Les réductions de financement ont également conduit à une réduction des activités de prévention des maladies, telles que les programmes de prévention du paludisme. En juillet 2025, le nombre de patients atteints de paludisme se présentant aux structures de MSF a augmenté d’environ 125 % par rapport à juin 2025. MSF a traité plus de 23 800 cas depuis janvier, dont plus de la moitié viennent des camps de réfugiés voisins.
Avec la réduction drastique cette année des activités clés de prévention du paludisme, telles que la distribution de moustiquaires, la pulvérisation de produit anti-moustique, ajoutée aux difficultés croissantes d’accès rapide aux soins, MSF craint que la région ait du mal à contrôler la propagation de la maladie pendant la saison des pluies qui dure de mai à octobre, ce qui augmentera la pression sur un système de santé déjà fragile.
« On s’attend à une forte augmentation des cas pendant cette période de transmission maximale », a déclaré Birhanu Sahile, coordinateur médical adjoint de MSF. « Cela représente une menace sérieuse pour les réfugiés déjà vulnérables. »
Pour faire face à cette situation, MSF renforce ses services de traitement du paludisme dans la région et prévoit d’établir un poste de santé dédié au paludisme dans le camp de réfugiés de Tierkidi abritant plus de 74 000 réfugiés. Les équipes de MSF distribuent également des moustiquaires et soutiennent les mesures de contrôle et de prévention pour les réfugiés vivant dans le camp de Kule.
« En marchant dans le camp, vous verrez de nombreux bâtiments vides — des espaces autrefois utilisés par les ONG qui se sont maintenant retirées », explique Armand Dirks.

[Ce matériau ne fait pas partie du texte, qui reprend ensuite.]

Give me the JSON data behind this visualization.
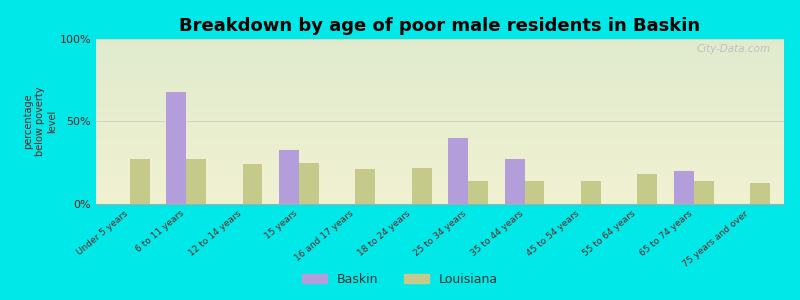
{
  "title": "Breakdown by age of poor male residents in Baskin",
  "categories": [
    "Under 5 years",
    "6 to 11 years",
    "12 to 14 years",
    "15 years",
    "16 and 17 years",
    "18 to 24 years",
    "25 to 34 years",
    "35 to 44 years",
    "45 to 54 years",
    "55 to 64 years",
    "65 to 74 years",
    "75 years and over"
  ],
  "baskin_values": [
    0,
    68,
    0,
    33,
    0,
    0,
    40,
    27,
    0,
    0,
    20,
    0
  ],
  "louisiana_values": [
    27,
    27,
    24,
    25,
    21,
    22,
    14,
    14,
    14,
    18,
    14,
    13
  ],
  "baskin_color": "#b39ddb",
  "louisiana_color": "#c5c98a",
  "ylabel": "percentage\nbelow poverty\nlevel",
  "yticks": [
    0,
    50,
    100
  ],
  "ytick_labels": [
    "0%",
    "50%",
    "100%"
  ],
  "outer_bg": "#00e8e8",
  "title_fontsize": 13,
  "bar_width": 0.35,
  "watermark": "City-Data.com",
  "legend_labels": [
    "Baskin",
    "Louisiana"
  ]
}
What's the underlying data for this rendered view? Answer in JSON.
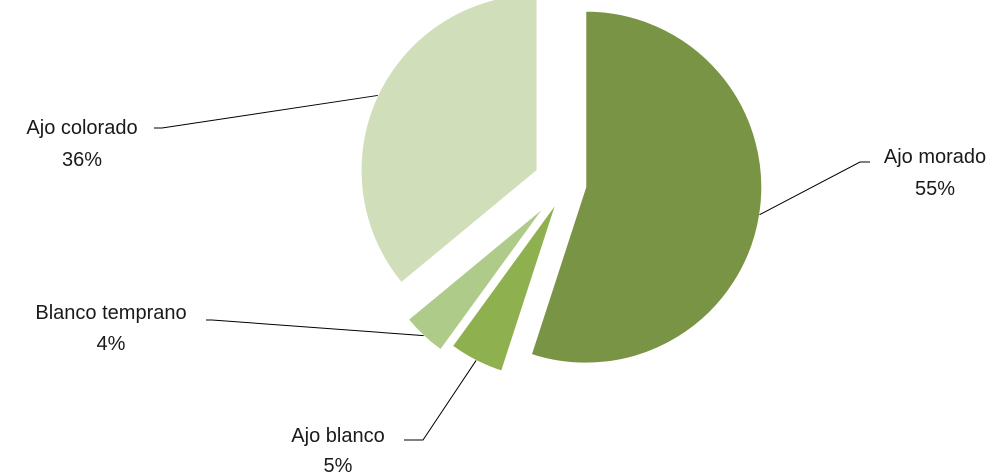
{
  "chart_data": {
    "type": "pie",
    "title": "",
    "exploded": true,
    "legend": "none",
    "slices": [
      {
        "name": "Ajo morado",
        "value": 55,
        "label": "55%",
        "color": "#7A9446"
      },
      {
        "name": "Ajo blanco",
        "value": 5,
        "label": "5%",
        "color": "#8FB04F"
      },
      {
        "name": "Blanco temprano",
        "value": 4,
        "label": "4%",
        "color": "#AECB8A"
      },
      {
        "name": "Ajo colorado",
        "value": 36,
        "label": "36%",
        "color": "#D0DEB9"
      }
    ]
  }
}
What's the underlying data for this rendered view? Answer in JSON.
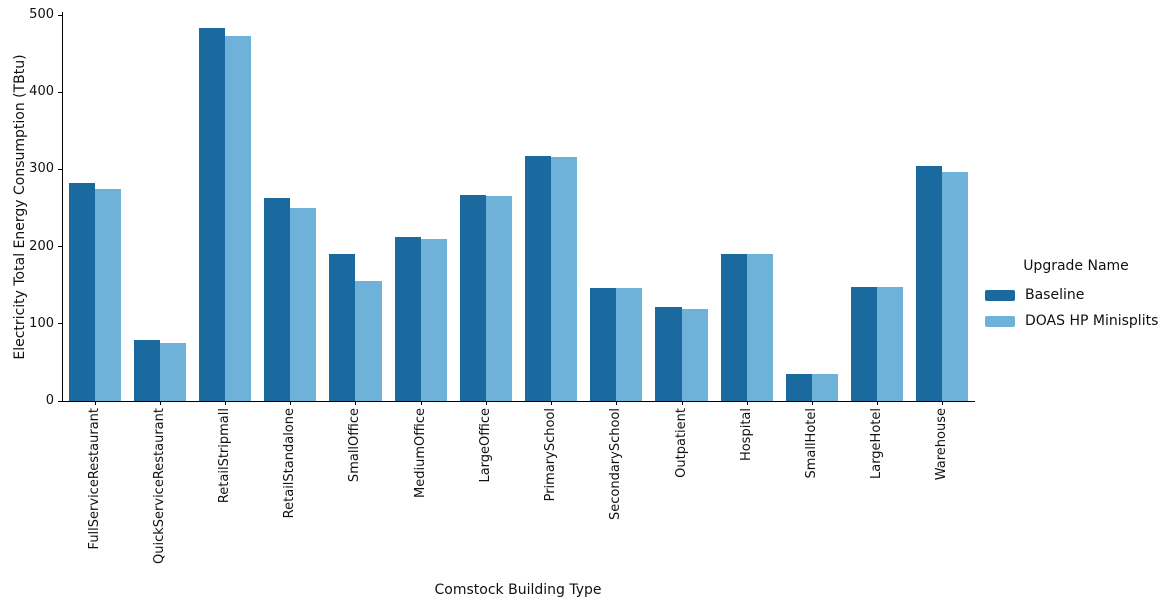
{
  "figure": {
    "background": "#ffffff",
    "text_color": "#111111"
  },
  "chart_data": {
    "type": "bar",
    "title": "",
    "xlabel": "Comstock Building Type",
    "ylabel": "Electricity Total Energy Consumption (TBtu)",
    "categories": [
      "FullServiceRestaurant",
      "QuickServiceRestaurant",
      "RetailStripmall",
      "RetailStandalone",
      "SmallOffice",
      "MediumOffice",
      "LargeOffice",
      "PrimarySchool",
      "SecondarySchool",
      "Outpatient",
      "Hospital",
      "SmallHotel",
      "LargeHotel",
      "Warehouse"
    ],
    "series": [
      {
        "name": "Baseline",
        "color": "#1a6a9f",
        "values": [
          283,
          79,
          483,
          263,
          190,
          212,
          267,
          318,
          146,
          122,
          191,
          35,
          148,
          304
        ]
      },
      {
        "name": "DOAS HP Minisplits",
        "color": "#6fb2d9",
        "values": [
          275,
          75,
          473,
          250,
          155,
          210,
          265,
          316,
          146,
          119,
          191,
          35,
          148,
          296
        ]
      }
    ],
    "ylim": [
      0,
      500
    ],
    "yticks": [
      0,
      100,
      200,
      300,
      400,
      500
    ],
    "grid": false,
    "legend_title": "Upgrade Name",
    "legend_position": "center right",
    "bar_group_width_fraction": 0.8,
    "x_tick_rotation_deg": 90
  }
}
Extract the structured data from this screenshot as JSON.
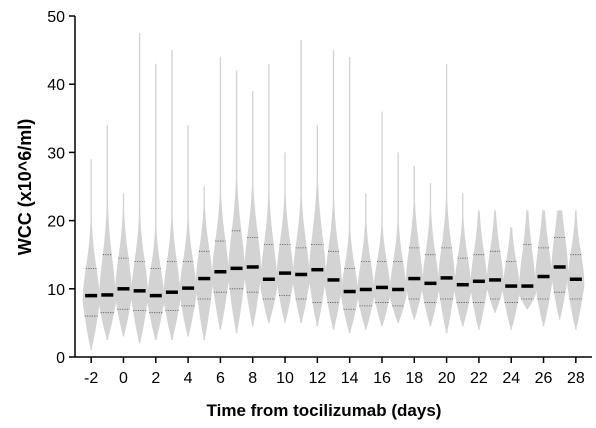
{
  "chart_data": {
    "type": "violin",
    "title": "",
    "xlabel": "Time from tocilizumab (days)",
    "ylabel": "WCC (x10^6/ml)",
    "ylim": [
      0,
      50
    ],
    "y_ticks": [
      0,
      10,
      20,
      30,
      40,
      50
    ],
    "x_range": [
      -3,
      29
    ],
    "x_ticks": [
      -2,
      0,
      2,
      4,
      6,
      8,
      10,
      12,
      14,
      16,
      18,
      20,
      22,
      24,
      26,
      28
    ],
    "grid": false,
    "legend": "none",
    "colors": {
      "violin": "#d3d3d3",
      "median": "#000000",
      "quartile": "#555555",
      "axis": "#000000"
    },
    "series": [
      {
        "day": -2,
        "median": 9.0,
        "q1": 6.0,
        "q3": 13.0,
        "min": 1.0,
        "max": 29.0
      },
      {
        "day": -1,
        "median": 9.1,
        "q1": 6.5,
        "q3": 15.0,
        "min": 2.5,
        "max": 34.0
      },
      {
        "day": 0,
        "median": 10.0,
        "q1": 7.0,
        "q3": 14.5,
        "min": 3.0,
        "max": 24.0
      },
      {
        "day": 1,
        "median": 9.7,
        "q1": 6.8,
        "q3": 14.0,
        "min": 2.0,
        "max": 47.5
      },
      {
        "day": 2,
        "median": 9.0,
        "q1": 6.5,
        "q3": 13.0,
        "min": 2.5,
        "max": 43.0
      },
      {
        "day": 3,
        "median": 9.5,
        "q1": 6.8,
        "q3": 14.0,
        "min": 2.5,
        "max": 45.0
      },
      {
        "day": 4,
        "median": 10.1,
        "q1": 7.5,
        "q3": 14.0,
        "min": 3.0,
        "max": 34.0
      },
      {
        "day": 5,
        "median": 11.5,
        "q1": 8.5,
        "q3": 15.5,
        "min": 2.5,
        "max": 25.0
      },
      {
        "day": 6,
        "median": 12.5,
        "q1": 9.5,
        "q3": 17.0,
        "min": 4.0,
        "max": 44.0
      },
      {
        "day": 7,
        "median": 13.0,
        "q1": 10.0,
        "q3": 18.5,
        "min": 3.5,
        "max": 42.0
      },
      {
        "day": 8,
        "median": 13.2,
        "q1": 9.5,
        "q3": 17.5,
        "min": 4.5,
        "max": 39.0
      },
      {
        "day": 9,
        "median": 11.4,
        "q1": 8.5,
        "q3": 16.5,
        "min": 5.0,
        "max": 43.0
      },
      {
        "day": 10,
        "median": 12.3,
        "q1": 9.0,
        "q3": 16.5,
        "min": 5.0,
        "max": 30.0
      },
      {
        "day": 11,
        "median": 12.1,
        "q1": 8.5,
        "q3": 16.0,
        "min": 5.0,
        "max": 46.5
      },
      {
        "day": 12,
        "median": 12.8,
        "q1": 8.0,
        "q3": 16.5,
        "min": 4.5,
        "max": 34.0
      },
      {
        "day": 13,
        "median": 11.3,
        "q1": 8.0,
        "q3": 15.5,
        "min": 4.0,
        "max": 45.0
      },
      {
        "day": 14,
        "median": 9.6,
        "q1": 7.0,
        "q3": 13.0,
        "min": 3.5,
        "max": 44.0
      },
      {
        "day": 15,
        "median": 9.9,
        "q1": 7.5,
        "q3": 14.0,
        "min": 4.0,
        "max": 24.0
      },
      {
        "day": 16,
        "median": 10.2,
        "q1": 8.0,
        "q3": 14.0,
        "min": 4.5,
        "max": 36.0
      },
      {
        "day": 17,
        "median": 9.9,
        "q1": 7.5,
        "q3": 14.0,
        "min": 5.0,
        "max": 30.0
      },
      {
        "day": 18,
        "median": 11.5,
        "q1": 8.5,
        "q3": 16.0,
        "min": 5.5,
        "max": 28.0
      },
      {
        "day": 19,
        "median": 10.8,
        "q1": 8.0,
        "q3": 15.0,
        "min": 4.5,
        "max": 25.5
      },
      {
        "day": 20,
        "median": 11.6,
        "q1": 8.5,
        "q3": 16.0,
        "min": 3.5,
        "max": 43.0
      },
      {
        "day": 21,
        "median": 10.6,
        "q1": 8.0,
        "q3": 14.5,
        "min": 4.5,
        "max": 24.0
      },
      {
        "day": 22,
        "median": 11.1,
        "q1": 8.0,
        "q3": 15.0,
        "min": 4.0,
        "max": 21.5
      },
      {
        "day": 23,
        "median": 11.3,
        "q1": 8.5,
        "q3": 15.5,
        "min": 6.5,
        "max": 21.5
      },
      {
        "day": 24,
        "median": 10.4,
        "q1": 8.0,
        "q3": 14.0,
        "min": 4.0,
        "max": 19.0
      },
      {
        "day": 25,
        "median": 10.4,
        "q1": 8.5,
        "q3": 16.5,
        "min": 7.0,
        "max": 21.5
      },
      {
        "day": 26,
        "median": 11.8,
        "q1": 8.5,
        "q3": 16.0,
        "min": 4.5,
        "max": 21.5
      },
      {
        "day": 27,
        "median": 13.2,
        "q1": 9.5,
        "q3": 17.5,
        "min": 5.5,
        "max": 21.5
      },
      {
        "day": 28,
        "median": 11.4,
        "q1": 8.5,
        "q3": 15.0,
        "min": 4.0,
        "max": 21.5
      }
    ]
  }
}
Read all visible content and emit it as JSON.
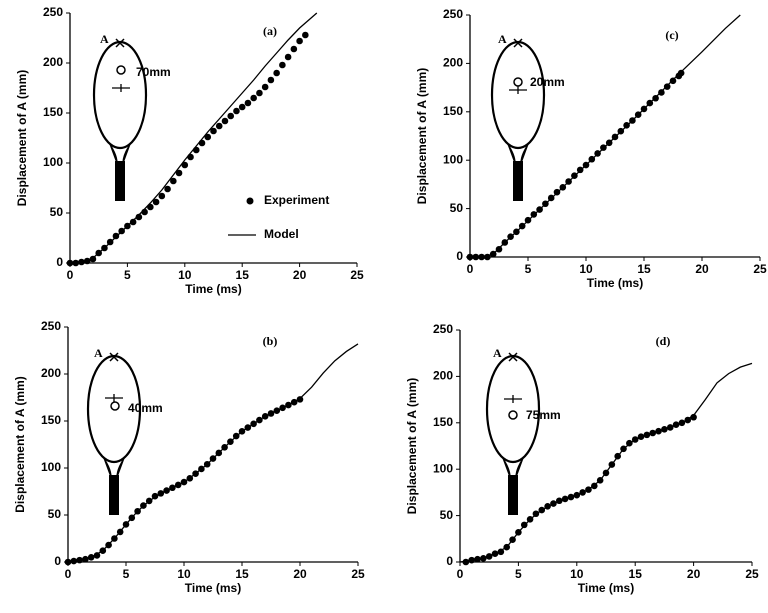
{
  "chart_data": [
    {
      "type": "line",
      "title": "(a)",
      "x_label": "Time (ms)",
      "y_label": "Displacement of A (mm)",
      "xlim": [
        0,
        25
      ],
      "ylim": [
        0,
        250
      ],
      "xticks": [
        0,
        5,
        10,
        15,
        20,
        25
      ],
      "yticks": [
        0,
        50,
        100,
        150,
        200,
        250
      ],
      "annotations": [
        "A",
        "70mm"
      ],
      "series": [
        {
          "name": "Experiment",
          "type": "scatter",
          "color": "#000000",
          "x": [
            0,
            0.5,
            1,
            1.5,
            2,
            2.5,
            3,
            3.5,
            4,
            4.5,
            5,
            5.5,
            6,
            6.5,
            7,
            7.5,
            8,
            8.5,
            9,
            9.5,
            10,
            10.5,
            11,
            11.5,
            12,
            12.5,
            13,
            13.5,
            14,
            14.5,
            15,
            15.5,
            16,
            16.5,
            17,
            17.5,
            18,
            18.5,
            19,
            19.5,
            20,
            20.5
          ],
          "values": [
            0,
            0,
            1,
            2,
            4,
            10,
            15,
            21,
            27,
            32,
            37,
            41,
            46,
            51,
            56,
            61,
            67,
            74,
            82,
            90,
            98,
            106,
            113,
            120,
            126,
            132,
            137,
            142,
            147,
            152,
            156,
            160,
            165,
            170,
            176,
            183,
            190,
            198,
            206,
            214,
            222,
            228
          ]
        },
        {
          "name": "Model",
          "type": "line",
          "color": "#000000",
          "x": [
            0,
            1,
            2,
            3,
            4,
            5,
            6,
            7,
            8,
            9,
            10,
            11,
            12,
            13,
            14,
            15,
            16,
            17,
            18,
            19,
            20,
            21,
            21.5
          ],
          "values": [
            0,
            1,
            5,
            15,
            26,
            37,
            48,
            60,
            73,
            88,
            103,
            117,
            131,
            144,
            157,
            170,
            183,
            197,
            210,
            223,
            235,
            245,
            250
          ]
        }
      ]
    },
    {
      "type": "line",
      "title": "(b)",
      "x_label": "Time (ms)",
      "y_label": "Displacement of A (mm)",
      "xlim": [
        0,
        25
      ],
      "ylim": [
        0,
        250
      ],
      "xticks": [
        0,
        5,
        10,
        15,
        20,
        25
      ],
      "yticks": [
        0,
        50,
        100,
        150,
        200,
        250
      ],
      "annotations": [
        "A",
        "40mm"
      ],
      "series": [
        {
          "type": "scatter",
          "color": "#000000",
          "x": [
            0,
            0.5,
            1,
            1.5,
            2,
            2.5,
            3,
            3.5,
            4,
            4.5,
            5,
            5.5,
            6,
            6.5,
            7,
            7.5,
            8,
            8.5,
            9,
            9.5,
            10,
            10.5,
            11,
            11.5,
            12,
            12.5,
            13,
            13.5,
            14,
            14.5,
            15,
            15.5,
            16,
            16.5,
            17,
            17.5,
            18,
            18.5,
            19,
            19.5,
            20
          ],
          "values": [
            0,
            1,
            2,
            3,
            5,
            7,
            12,
            18,
            25,
            32,
            40,
            47,
            54,
            60,
            65,
            70,
            73,
            76,
            79,
            82,
            85,
            89,
            94,
            99,
            104,
            110,
            116,
            122,
            128,
            134,
            139,
            143,
            147,
            151,
            155,
            158,
            161,
            164,
            167,
            170,
            173
          ]
        },
        {
          "type": "line",
          "color": "#000000",
          "x": [
            0,
            2,
            3,
            4,
            5,
            6,
            7,
            8,
            9,
            10,
            11,
            12,
            13,
            14,
            15,
            16,
            17,
            18,
            19,
            20,
            21,
            22,
            23,
            24,
            25
          ],
          "values": [
            0,
            5,
            12,
            25,
            40,
            54,
            65,
            73,
            79,
            85,
            94,
            104,
            116,
            128,
            139,
            147,
            155,
            161,
            167,
            174,
            186,
            201,
            214,
            224,
            232
          ]
        }
      ]
    },
    {
      "type": "line",
      "title": "(c)",
      "x_label": "Time (ms)",
      "y_label": "Displacement of A (mm)",
      "xlim": [
        0,
        25
      ],
      "ylim": [
        0,
        250
      ],
      "xticks": [
        0,
        5,
        10,
        15,
        20,
        25
      ],
      "yticks": [
        0,
        50,
        100,
        150,
        200,
        250
      ],
      "annotations": [
        "A",
        "20mm"
      ],
      "series": [
        {
          "type": "scatter",
          "color": "#000000",
          "x": [
            0,
            0.5,
            1,
            1.5,
            2,
            2.5,
            3,
            3.5,
            4,
            4.5,
            5,
            5.5,
            6,
            6.5,
            7,
            7.5,
            8,
            8.5,
            9,
            9.5,
            10,
            10.5,
            11,
            11.5,
            12,
            12.5,
            13,
            13.5,
            14,
            14.5,
            15,
            15.5,
            16,
            16.5,
            17,
            17.5,
            18,
            18.2
          ],
          "values": [
            0,
            0,
            0,
            0,
            3,
            8,
            15,
            21,
            26,
            32,
            38,
            44,
            49,
            55,
            61,
            67,
            72,
            78,
            84,
            90,
            95,
            101,
            107,
            113,
            118,
            124,
            130,
            136,
            141,
            147,
            153,
            159,
            164,
            170,
            176,
            182,
            187,
            190
          ]
        },
        {
          "type": "line",
          "color": "#000000",
          "x": [
            0,
            1,
            2,
            3,
            4,
            6,
            8,
            10,
            12,
            14,
            16,
            18,
            20,
            22,
            23.3
          ],
          "values": [
            0,
            0,
            3,
            15,
            26,
            49,
            72,
            95,
            118,
            141,
            165,
            189,
            212,
            236,
            250
          ]
        }
      ]
    },
    {
      "type": "line",
      "title": "(d)",
      "x_label": "Time (ms)",
      "y_label": "Displacement of A (mm)",
      "xlim": [
        0,
        25
      ],
      "ylim": [
        0,
        250
      ],
      "xticks": [
        0,
        5,
        10,
        15,
        20,
        25
      ],
      "yticks": [
        0,
        50,
        100,
        150,
        200,
        250
      ],
      "annotations": [
        "A",
        "75mm"
      ],
      "series": [
        {
          "type": "scatter",
          "color": "#000000",
          "x": [
            0.5,
            1,
            1.5,
            2,
            2.5,
            3,
            3.5,
            4,
            4.5,
            5,
            5.5,
            6,
            6.5,
            7,
            7.5,
            8,
            8.5,
            9,
            9.5,
            10,
            10.5,
            11,
            11.5,
            12,
            12.5,
            13,
            13.5,
            14,
            14.5,
            15,
            15.5,
            16,
            16.5,
            17,
            17.5,
            18,
            18.5,
            19,
            19.5,
            20
          ],
          "values": [
            0,
            2,
            3,
            4,
            6,
            9,
            11,
            16,
            24,
            32,
            40,
            46,
            52,
            56,
            60,
            63,
            66,
            68,
            70,
            72,
            75,
            78,
            82,
            88,
            96,
            105,
            114,
            122,
            128,
            132,
            135,
            137,
            139,
            141,
            143,
            145,
            148,
            150,
            153,
            156
          ]
        },
        {
          "type": "line",
          "color": "#000000",
          "x": [
            0,
            2,
            3,
            4,
            5,
            6,
            7,
            8,
            9,
            10,
            11,
            12,
            13,
            14,
            15,
            16,
            17,
            18,
            19,
            20,
            21,
            22,
            23,
            24,
            25
          ],
          "values": [
            0,
            4,
            9,
            16,
            32,
            46,
            56,
            63,
            68,
            72,
            78,
            88,
            105,
            122,
            132,
            137,
            141,
            145,
            150,
            158,
            175,
            193,
            203,
            210,
            214
          ]
        }
      ]
    }
  ]
}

« MSF travaille à pleine capacité, mais l'ampleur des besoins dans le camp de Kule dépasse largement ce que nous pouvons faire seuls », poursuit Birhanu Sahile. « Sans un soutien urgent et des interventions d'autres acteurs, cette crise continuera de s’aggraver, mettant ainsi des milliers de vies en danger. »
Alors que les capacités des ONG pour répondre aux besoins en soins de santé dans les camps de réfugiés diminuent, MSF appelle le gouvernement éthiopien à prendre des mesures claires et décisives pour favoriser l’intégration des réfugiés dans les services locaux de Gambella et renforcer le système de santé actuel.